My Journey · Personal · Series

My Journey (Part 5): Evil and Suffering

Last time I talked about my decision to really begin to follow Jesus whole-heartedly, despite the fact that I was seeking love in teenage infatuation. This time I’ll talk about how I took on the role of Job’s comforters shortly after I made this decision.

After only a couple months after I made my decision to devote my life to Christ, I had the deepest and most challenging conversation of my life. It was with a friend that I had known for about four years at the time. He was my best friend, and is still one of the most intelligent people I’ve ever met.

We talked about everything that night: life, God, death, family… you name it. What compelled me then, and still compels me now, was his story. He had become an atheist, and he wanted my help thinking through some issues that bothered him.

He had been born and raised in Christianity. His father was an itinerant preacher, and his mother had been a Christian her entire life. He was baptized when he was only 8 years old, and from that time loved God intensely. He loved the Bible, and he loved hearing his father preach to large crowds.

But one day his uncle contracted stomach cancer. Even though his family gathered and prayed, his uncle still passed away. This wasn’t enough to make him stop believing, but it shook his faith.

He turned to another uncle of his for guidance at the time. In his emotional toil, my friend was told that God allows evil to occur in our lives largely because he cannot interfere with human free will. This answer satisfied him, so he was able to move on.

But the uncle who was always there to give him advice was also taken by the disease a few years later. My friend was without his best friend and without answers. After describing all this, he then asked me to explain to him how God and evil (particularly suffering) can both exist in the world. As you can tell, this was my first encounter with the philosophical problem of evil.

I tried to give an answer. To this day, I still regret what I told him: His uncles, even his believing uncle, had somewhere sinned and God allowed Satan to infect them with cancer. Does this sound like Job’s comforters to anyone?

He actually then proceeded to walk me through an argument from evil that, to him, proved that God does not exist. I had no idea what to make of it. I didn’t even know what deductive logic was. Even more than that, he gave many reasons for thinking that the Bible simply can’t be trusted as a rule of faith and practice.

By the end of our conversation I knew that I had failed to give an adequate answer about the co-existence of God and evil in the world. The issue was much deeper than I had ever imagined. At the end of our conversation I vowed to explore the topic further, and to address any and all of the doubts that he raised about the Bible.

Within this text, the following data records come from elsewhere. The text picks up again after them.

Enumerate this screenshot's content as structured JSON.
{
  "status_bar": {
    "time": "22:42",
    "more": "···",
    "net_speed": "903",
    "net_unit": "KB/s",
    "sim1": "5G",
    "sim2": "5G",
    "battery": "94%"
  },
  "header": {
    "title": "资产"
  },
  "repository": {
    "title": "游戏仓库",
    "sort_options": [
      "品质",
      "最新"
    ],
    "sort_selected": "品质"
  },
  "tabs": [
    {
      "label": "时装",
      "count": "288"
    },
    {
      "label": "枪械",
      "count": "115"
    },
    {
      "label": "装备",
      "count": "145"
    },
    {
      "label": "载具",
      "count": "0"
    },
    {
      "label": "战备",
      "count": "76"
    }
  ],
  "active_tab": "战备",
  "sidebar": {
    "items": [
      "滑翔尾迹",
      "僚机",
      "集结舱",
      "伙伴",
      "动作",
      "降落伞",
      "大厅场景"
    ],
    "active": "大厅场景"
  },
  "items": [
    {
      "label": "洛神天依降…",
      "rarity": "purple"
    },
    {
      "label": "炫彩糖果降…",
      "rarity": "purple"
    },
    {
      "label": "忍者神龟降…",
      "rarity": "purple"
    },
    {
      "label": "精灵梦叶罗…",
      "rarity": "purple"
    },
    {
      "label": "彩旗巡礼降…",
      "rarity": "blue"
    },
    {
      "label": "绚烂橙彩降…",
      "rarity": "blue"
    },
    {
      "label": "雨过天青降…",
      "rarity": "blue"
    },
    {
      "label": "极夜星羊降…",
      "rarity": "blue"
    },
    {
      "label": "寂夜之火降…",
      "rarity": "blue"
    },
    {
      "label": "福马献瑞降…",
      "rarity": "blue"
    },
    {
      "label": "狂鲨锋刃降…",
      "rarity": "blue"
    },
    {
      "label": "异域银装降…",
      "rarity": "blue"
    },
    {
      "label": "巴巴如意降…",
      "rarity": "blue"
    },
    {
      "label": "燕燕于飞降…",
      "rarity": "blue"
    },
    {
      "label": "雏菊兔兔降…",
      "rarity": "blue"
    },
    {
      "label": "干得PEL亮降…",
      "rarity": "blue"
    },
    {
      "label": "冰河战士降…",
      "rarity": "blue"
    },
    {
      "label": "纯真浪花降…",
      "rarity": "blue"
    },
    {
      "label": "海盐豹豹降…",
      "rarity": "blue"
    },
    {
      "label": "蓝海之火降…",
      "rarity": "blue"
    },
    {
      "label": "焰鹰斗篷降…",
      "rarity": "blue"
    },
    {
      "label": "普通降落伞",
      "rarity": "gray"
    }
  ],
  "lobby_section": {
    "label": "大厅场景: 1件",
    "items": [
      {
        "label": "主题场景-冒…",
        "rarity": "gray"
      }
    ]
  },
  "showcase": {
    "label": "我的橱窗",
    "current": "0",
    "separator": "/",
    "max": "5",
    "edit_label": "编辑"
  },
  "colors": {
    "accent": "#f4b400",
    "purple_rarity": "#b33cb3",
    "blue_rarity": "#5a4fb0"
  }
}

Even though he was convinced that God didn’t exist, he encouraged me to bring my questions to God and pursue them into the ground. It is simply the best advice I’ve ever been given:

The final most important thing, if you have a question, [is to never], ever put it on the back burner. Seek an answer, for if no answer can be [found], a reasonable one can be forged by you. Man has sought answers to questions forever. You are capable of answering questions. Do not fear questions that seem contradictory to your own purposes; instead seek to answer them. To me, this shows faith. For the faithful knows the answer to his question will support his conclusion and not deter it.